A Few Tips for Healthy Sun Exposure and Optimizing your Vitamin D Levels:
- Never fall asleep in the sun without protection.
- Wear sunglasses.
- Avoid sunburn.
- It is sunburn, not healthy sun exposure that causes problems. Repeated sunburns, especially in children and very fair-skinned people, have been linked to melanoma
- Get 15-30 minutes of unprotected sun exposure two to four times a week. Each of us has different needs for unprotected sun exposure to maintain adequate levels of Vitamin D. Depending on your age, what type of skin you have, where you live and what time of the day and year it is, your need will vary. The farther you live from the equator, the more exposure to the sun you need in order to generate vitamin D. For instance, a fair skinned person, sitting on a New York beach in June, in the middle of the day, for about 10-15 minutes (enough to cause a light pinkness 24 hours after), is producing the equivalent of 15,000-20,000 IU’s of Vitamin D. But the same person living further north in the U.K, or Canada would need 20-30 minutes to get that light pinkness, which is all one needs. Also, people with dark skin pigmentation may need 20 – 30 times as much exposure to sunlight as fair-skinned people, to generate the same amount of vitamin D.

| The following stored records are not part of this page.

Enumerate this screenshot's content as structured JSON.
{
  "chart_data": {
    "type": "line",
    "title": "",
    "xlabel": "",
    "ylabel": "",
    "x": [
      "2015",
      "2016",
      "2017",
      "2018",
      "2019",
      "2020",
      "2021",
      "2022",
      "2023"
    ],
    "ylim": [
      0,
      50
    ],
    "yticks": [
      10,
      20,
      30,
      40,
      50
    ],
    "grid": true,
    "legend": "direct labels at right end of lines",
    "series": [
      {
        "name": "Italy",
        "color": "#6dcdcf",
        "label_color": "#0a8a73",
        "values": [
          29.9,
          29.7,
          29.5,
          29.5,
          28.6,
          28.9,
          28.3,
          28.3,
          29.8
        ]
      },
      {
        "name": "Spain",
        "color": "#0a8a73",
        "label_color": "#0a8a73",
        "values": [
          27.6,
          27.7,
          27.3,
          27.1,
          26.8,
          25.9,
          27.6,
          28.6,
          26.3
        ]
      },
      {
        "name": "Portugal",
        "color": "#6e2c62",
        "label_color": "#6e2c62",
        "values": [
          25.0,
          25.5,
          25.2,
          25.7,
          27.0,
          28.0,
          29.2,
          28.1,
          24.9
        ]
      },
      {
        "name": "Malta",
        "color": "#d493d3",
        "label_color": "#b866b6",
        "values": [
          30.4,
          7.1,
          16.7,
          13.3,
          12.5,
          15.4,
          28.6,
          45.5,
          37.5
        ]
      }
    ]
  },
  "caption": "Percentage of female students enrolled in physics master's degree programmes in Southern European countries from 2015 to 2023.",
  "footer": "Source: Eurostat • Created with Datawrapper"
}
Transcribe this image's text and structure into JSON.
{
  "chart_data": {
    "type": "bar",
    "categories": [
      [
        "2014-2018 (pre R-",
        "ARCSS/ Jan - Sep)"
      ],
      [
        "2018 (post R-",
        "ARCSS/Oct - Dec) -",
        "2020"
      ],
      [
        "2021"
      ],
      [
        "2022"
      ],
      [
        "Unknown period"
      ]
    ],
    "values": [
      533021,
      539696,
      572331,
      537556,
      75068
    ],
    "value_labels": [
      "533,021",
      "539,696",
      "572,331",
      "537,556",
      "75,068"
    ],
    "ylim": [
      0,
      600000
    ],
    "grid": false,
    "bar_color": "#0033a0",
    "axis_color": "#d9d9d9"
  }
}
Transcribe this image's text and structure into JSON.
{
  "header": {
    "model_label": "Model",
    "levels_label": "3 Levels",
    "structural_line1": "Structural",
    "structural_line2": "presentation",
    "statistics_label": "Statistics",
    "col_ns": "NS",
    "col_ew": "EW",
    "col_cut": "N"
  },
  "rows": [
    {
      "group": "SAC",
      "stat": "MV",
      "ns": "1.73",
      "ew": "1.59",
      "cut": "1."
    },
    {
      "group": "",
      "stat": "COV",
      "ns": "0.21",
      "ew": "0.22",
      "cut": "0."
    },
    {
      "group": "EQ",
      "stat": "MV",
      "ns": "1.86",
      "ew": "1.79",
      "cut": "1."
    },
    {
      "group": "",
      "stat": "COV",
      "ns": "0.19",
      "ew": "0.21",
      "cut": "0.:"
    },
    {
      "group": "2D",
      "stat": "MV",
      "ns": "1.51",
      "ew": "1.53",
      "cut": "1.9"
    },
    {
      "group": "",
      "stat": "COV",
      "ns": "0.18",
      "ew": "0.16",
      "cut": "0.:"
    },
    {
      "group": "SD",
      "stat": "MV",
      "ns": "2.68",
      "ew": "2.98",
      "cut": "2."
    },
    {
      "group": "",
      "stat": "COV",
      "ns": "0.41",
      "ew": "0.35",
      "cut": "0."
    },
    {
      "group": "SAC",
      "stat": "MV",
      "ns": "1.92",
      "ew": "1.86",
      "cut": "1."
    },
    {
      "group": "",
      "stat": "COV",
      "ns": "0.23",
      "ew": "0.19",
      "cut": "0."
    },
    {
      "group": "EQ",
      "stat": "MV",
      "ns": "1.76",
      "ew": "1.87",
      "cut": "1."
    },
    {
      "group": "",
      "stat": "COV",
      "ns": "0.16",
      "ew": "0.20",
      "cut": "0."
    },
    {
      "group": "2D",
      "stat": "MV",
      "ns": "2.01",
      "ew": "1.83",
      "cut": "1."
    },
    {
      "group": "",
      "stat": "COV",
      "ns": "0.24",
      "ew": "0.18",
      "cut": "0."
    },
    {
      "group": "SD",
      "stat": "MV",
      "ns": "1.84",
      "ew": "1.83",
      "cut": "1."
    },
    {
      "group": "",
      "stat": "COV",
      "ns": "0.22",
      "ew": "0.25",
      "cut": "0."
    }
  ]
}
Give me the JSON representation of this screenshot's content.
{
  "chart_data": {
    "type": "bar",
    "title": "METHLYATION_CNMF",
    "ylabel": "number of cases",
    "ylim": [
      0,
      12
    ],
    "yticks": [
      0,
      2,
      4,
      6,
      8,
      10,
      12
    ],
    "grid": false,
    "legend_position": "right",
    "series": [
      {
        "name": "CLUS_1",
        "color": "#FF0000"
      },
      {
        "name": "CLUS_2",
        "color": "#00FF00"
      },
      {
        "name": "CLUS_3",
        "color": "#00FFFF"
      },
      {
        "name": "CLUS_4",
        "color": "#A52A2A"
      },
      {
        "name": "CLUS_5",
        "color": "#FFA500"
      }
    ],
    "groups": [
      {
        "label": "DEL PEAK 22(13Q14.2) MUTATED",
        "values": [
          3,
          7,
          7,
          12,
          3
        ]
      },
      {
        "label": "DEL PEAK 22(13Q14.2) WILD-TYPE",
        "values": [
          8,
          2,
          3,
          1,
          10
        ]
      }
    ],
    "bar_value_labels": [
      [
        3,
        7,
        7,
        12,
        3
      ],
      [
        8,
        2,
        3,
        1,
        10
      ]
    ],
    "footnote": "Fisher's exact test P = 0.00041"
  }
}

- Wear a hat or bring an umbrella for those summer beach days.
- After your sun-block free time in the sun, you must protect yourself. Use a sunscreen that does not contain harmful or toxic chemicals.
- Don’t rely on food alone for your vitamin D needs. It is almost impossible to get your vitamin D needs met by food alone. Fatty wild fish (not farmed), like salmon and mackerel are the best food sources, but you would have to eat huge quantities of them daily to get anywhere near what your body needs. Although fortified milk and orange juice do contain vitamin D, you would have to drink at least 10 glasses of each daily and I don’t recommend doing that.
Although irresponsible sunbathing is indeed harmful and potentially dangerous for us, regular, moderate and unprotected sun exposure is essential for our good health and well-being. Sunshine is part of our nature and furthermore, it’s free, accessible and good for you. It is the only reliable way to generate vitamin D in your own body, which we now know to be an essential ingredient for optimizing health and helping to prevent disease. So this summer, behold the sun, be smart and shine on!